Entre sus líneas reencuentro las huellas conocidas, la palabra familiar, la idea discutida hasta el grito en las madrugadas ardientes, la fábula y la historia de tantas historias recientes. Ahí están, pues, los enfants, a quienes creíamos terribles y eran de una ingenuidad enternecedora, el condiscípulo admirado, el amigo querido, el petulante, el hábil, el osado; pero mucho más que eso, está la posibilidad del debate, el ejercicio del criterio, como si nos tocáramos con las yemas de los dedos, con las palmas de las manos.

Desde el acá repetido tanta y tanta gente sigue arañando sus sueños, construyendo palmo a palmo su presente. Intentando ser honestos consigo mismos y con la realidad vibrante que supera a cada instante su propia necesidad de definirse. Creyendo en nosotros, a pesar de todo en nosotros, que son también ustedes, que son también ellos.
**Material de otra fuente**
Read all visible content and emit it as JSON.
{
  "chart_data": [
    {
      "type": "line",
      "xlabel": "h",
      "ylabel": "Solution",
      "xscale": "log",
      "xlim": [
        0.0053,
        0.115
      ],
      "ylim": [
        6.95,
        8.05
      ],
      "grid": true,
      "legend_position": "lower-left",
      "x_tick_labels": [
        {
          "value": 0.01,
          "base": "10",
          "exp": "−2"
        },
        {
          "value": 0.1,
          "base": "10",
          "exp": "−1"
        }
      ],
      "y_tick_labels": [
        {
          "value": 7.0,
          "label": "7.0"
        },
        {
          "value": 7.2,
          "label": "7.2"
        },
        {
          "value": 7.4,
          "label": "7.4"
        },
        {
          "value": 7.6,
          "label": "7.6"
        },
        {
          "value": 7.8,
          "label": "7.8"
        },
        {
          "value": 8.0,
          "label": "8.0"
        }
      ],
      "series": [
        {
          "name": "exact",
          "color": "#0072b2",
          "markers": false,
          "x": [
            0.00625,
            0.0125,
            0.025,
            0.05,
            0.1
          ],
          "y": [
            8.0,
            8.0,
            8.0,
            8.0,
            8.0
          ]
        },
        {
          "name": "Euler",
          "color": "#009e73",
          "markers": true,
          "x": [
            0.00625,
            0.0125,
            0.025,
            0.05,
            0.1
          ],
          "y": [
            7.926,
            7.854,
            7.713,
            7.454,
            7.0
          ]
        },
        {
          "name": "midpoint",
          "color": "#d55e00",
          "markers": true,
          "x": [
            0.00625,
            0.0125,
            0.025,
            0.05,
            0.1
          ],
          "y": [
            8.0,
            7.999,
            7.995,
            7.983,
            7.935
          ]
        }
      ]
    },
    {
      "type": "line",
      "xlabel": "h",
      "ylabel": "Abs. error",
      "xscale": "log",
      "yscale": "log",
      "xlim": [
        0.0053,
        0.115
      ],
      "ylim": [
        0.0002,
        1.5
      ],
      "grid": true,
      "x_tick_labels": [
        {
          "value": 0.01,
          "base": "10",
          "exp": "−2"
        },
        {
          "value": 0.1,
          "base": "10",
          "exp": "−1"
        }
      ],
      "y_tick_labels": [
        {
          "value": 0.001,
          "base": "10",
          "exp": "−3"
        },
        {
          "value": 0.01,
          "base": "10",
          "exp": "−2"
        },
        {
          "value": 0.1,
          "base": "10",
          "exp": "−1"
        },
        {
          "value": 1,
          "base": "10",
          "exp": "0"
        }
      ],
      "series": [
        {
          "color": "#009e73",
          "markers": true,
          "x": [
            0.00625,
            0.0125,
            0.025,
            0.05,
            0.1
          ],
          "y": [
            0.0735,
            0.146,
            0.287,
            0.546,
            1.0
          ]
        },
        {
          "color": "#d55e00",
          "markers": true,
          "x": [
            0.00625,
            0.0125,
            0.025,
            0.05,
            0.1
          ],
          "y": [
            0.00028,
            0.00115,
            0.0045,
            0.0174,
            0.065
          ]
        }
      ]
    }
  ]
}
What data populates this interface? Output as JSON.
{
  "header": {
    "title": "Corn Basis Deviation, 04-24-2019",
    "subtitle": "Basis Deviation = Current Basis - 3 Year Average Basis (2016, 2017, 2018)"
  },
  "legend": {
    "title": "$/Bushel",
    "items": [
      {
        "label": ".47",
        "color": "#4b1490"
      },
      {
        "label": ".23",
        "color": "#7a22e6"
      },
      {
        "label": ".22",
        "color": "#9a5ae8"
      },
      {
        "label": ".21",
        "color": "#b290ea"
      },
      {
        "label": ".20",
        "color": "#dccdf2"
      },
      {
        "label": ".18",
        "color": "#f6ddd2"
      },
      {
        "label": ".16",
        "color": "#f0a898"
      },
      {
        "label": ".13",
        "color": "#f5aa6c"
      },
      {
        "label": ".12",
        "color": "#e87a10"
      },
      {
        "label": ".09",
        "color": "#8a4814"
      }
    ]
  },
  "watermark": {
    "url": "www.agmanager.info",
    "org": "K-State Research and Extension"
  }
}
Para que el hoy que veremos desde el mañana no solo merezca la pena ser vivido, sino ser, además, contado.

Más que el fin del milenio que se nos encima, me interesa descubrir, a través de las inciertas brumas de mi presente, el nuevo milenio que construiremos desde nuestro hoy, ese que mi José Javier desde sus despabilados siete años insiste en regalarme cada día con su radiante y desdentada sonrisa, el que harán Sylvita, Fabio o cualquiera de los pequeños eruditos que no faltan en ninguna de nuestras familias, el que construyen ya desde nuestro más reciente hoy los míos, los tuyos, indetenibles.

Este nuevo reflejo de mi contemporaneidad viene si no a contestar, al menos a mostrar que las preguntas que a mí misma me hago cada día, integrante de una generación que sentía perdida, esfumada, agua clara empapando el entretejido de mi cesta, tantas preguntas, que están ahí, pero que también existen para los míos, para el Otro que también soy yo. Espacio de reflexión que, bien sabemos los de “adentro”, necesitamos y que nos falta, palparNos, sentirNos. Solamente así sabremos si la imagen que devuelve mi espejo va reencontrando sus pedazos dispersos, para poder incorporarse sin palideces ni rubores al pulso del milenio que llega.